Qual a Importância de saber compatibilidade de materiais que interage com ozônio?
- Indna Ribeiro Simeão Zenerato

- 17 de jul.
- 3 min de leitura
O ozônio medicinal é amplamente utilizado por suas propriedades antimicrobianas, anti-inflamatórias e bioestimuladoras, sendo uma ferramenta importante tanto na medicina humana quanto na medicina veterinária. No entanto, para que sua aplicação seja segura, eficiente e preserve a integridade dos equipamentos, é fundamental compreender a compatibilidade dos materiais que entram em contato com esse gás. Esse é um aspecto frequentemente negligenciado, mas que influencia diretamente a durabilidade dos dispositivos, a segurança do procedimento e a eficácia da terapia.
O ozônio é uma molécula altamente oxidante. Essa característica é justamente o que confere seu potencial terapêutico, mas também faz com que ele reaja com diversos materiais, provocando degradação química, perda das propriedades mecânicas e redução da vida útil de componentes. Quando materiais incompatíveis são utilizados em sistemas de geração ou aplicação de ozônio, podem ocorrer rachaduras, endurecimento, ressecamento, deformações, vazamentos e até contaminação do gás por partículas provenientes da deterioração desses componentes.
Entre os materiais que apresentam excelente resistência ao ozônio estão o vidro, o aço inoxidável de alta qualidade (como o AISI 316L), o PTFE (Teflon®), o PVDF, o PFA, o FEP, a cerâmica e o quartzo. Esses materiais mantêm sua estabilidade química mesmo após longos períodos de exposição, sendo amplamente utilizados na fabricação de geradores de ozônio, conexões, válvulas, seringas especiais e sistemas de condução do gás.

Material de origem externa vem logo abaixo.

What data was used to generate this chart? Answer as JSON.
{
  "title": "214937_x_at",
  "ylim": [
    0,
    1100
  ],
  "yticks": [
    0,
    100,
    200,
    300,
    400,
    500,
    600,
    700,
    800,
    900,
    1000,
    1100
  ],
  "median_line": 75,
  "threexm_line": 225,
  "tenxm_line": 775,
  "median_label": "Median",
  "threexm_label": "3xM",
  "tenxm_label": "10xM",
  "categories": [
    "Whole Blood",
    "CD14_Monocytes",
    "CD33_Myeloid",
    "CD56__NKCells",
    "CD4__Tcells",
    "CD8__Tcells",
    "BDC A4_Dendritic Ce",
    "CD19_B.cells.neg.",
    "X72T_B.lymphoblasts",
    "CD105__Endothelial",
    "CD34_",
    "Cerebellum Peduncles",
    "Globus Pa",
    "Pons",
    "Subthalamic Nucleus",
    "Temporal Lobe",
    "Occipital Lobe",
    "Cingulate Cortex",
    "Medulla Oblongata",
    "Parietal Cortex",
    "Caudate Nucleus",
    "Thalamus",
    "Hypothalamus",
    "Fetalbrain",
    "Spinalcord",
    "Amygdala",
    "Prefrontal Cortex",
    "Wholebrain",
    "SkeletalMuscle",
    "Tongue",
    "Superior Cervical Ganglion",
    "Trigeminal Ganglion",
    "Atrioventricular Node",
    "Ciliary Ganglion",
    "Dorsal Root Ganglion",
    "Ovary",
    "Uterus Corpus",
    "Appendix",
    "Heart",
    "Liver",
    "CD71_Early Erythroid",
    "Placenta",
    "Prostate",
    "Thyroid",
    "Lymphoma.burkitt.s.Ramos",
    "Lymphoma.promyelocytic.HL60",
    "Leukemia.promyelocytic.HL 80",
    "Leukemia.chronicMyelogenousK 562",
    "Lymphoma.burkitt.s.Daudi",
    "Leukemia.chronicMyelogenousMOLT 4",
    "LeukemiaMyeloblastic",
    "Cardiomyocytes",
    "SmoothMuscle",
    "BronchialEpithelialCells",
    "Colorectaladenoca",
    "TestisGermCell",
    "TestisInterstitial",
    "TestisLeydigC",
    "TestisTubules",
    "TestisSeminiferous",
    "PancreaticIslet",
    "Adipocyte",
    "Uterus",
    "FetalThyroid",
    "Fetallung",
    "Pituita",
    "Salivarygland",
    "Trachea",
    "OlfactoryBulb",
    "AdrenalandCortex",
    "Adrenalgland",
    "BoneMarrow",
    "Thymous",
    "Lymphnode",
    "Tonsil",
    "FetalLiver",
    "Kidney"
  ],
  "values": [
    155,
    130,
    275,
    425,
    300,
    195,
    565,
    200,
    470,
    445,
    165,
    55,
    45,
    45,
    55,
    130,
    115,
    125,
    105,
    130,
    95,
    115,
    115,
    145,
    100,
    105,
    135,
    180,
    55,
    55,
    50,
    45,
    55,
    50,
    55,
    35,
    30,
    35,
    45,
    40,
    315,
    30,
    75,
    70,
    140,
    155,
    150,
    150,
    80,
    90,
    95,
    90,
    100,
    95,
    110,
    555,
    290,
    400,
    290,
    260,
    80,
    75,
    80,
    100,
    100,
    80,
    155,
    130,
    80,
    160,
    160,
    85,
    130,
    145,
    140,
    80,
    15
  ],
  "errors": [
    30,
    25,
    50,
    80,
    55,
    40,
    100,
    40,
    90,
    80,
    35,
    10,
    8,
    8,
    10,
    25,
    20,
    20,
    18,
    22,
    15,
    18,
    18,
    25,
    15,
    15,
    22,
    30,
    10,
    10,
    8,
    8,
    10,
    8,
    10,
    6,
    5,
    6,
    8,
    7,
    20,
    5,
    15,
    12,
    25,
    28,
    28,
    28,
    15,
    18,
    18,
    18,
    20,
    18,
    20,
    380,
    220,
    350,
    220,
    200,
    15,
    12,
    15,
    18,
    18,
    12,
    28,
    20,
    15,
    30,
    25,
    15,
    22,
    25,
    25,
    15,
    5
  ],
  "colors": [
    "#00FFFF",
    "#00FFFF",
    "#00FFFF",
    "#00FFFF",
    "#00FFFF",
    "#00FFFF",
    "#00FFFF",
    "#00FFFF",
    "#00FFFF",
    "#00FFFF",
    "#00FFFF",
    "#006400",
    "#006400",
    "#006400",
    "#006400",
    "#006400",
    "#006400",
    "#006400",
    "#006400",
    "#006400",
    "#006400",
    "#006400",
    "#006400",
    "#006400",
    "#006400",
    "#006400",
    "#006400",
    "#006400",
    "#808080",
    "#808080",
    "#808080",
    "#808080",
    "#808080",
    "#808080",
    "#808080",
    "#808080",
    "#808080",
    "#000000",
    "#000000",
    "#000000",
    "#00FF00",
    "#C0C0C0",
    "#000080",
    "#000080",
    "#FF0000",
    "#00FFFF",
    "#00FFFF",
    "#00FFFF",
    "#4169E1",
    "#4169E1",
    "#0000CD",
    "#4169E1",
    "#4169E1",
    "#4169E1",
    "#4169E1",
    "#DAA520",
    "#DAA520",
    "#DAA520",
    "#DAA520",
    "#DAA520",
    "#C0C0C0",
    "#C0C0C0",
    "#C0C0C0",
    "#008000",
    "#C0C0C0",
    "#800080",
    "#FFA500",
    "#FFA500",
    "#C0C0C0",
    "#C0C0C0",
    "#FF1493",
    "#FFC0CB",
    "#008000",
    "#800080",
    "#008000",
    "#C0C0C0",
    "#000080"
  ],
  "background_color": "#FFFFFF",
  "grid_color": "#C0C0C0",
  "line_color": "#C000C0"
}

Por outro lado, diversos materiais comuns apresentam baixa resistência ao ozônio e devem ser evitados. Borracha natural, látex, nitrílica (NBR), poliuretano, policarbonato, PVC comum e alguns tipos de silicone podem sofrer degradação acelerada quando expostos continuamente ao gás. O resultado é a perda da vedação, rompimento de mangueiras, falhas no equipamento e necessidade de substituições frequentes, aumentando os custos de manutenção e comprometendo a confiabilidade do sistema.
A escolha correta das mangueiras merece atenção especial. Como o ozônio precisa ser transportado do gerador até o local de aplicação, qualquer degradação nesse percurso reduz a concentração efetiva do gás e pode causar vazamentos. Por esse motivo, materiais como PTFE, FEP e PVDF são considerados padrão para condução de ozônio de alta concentração, oferecendo excelente resistência química e maior durabilidade.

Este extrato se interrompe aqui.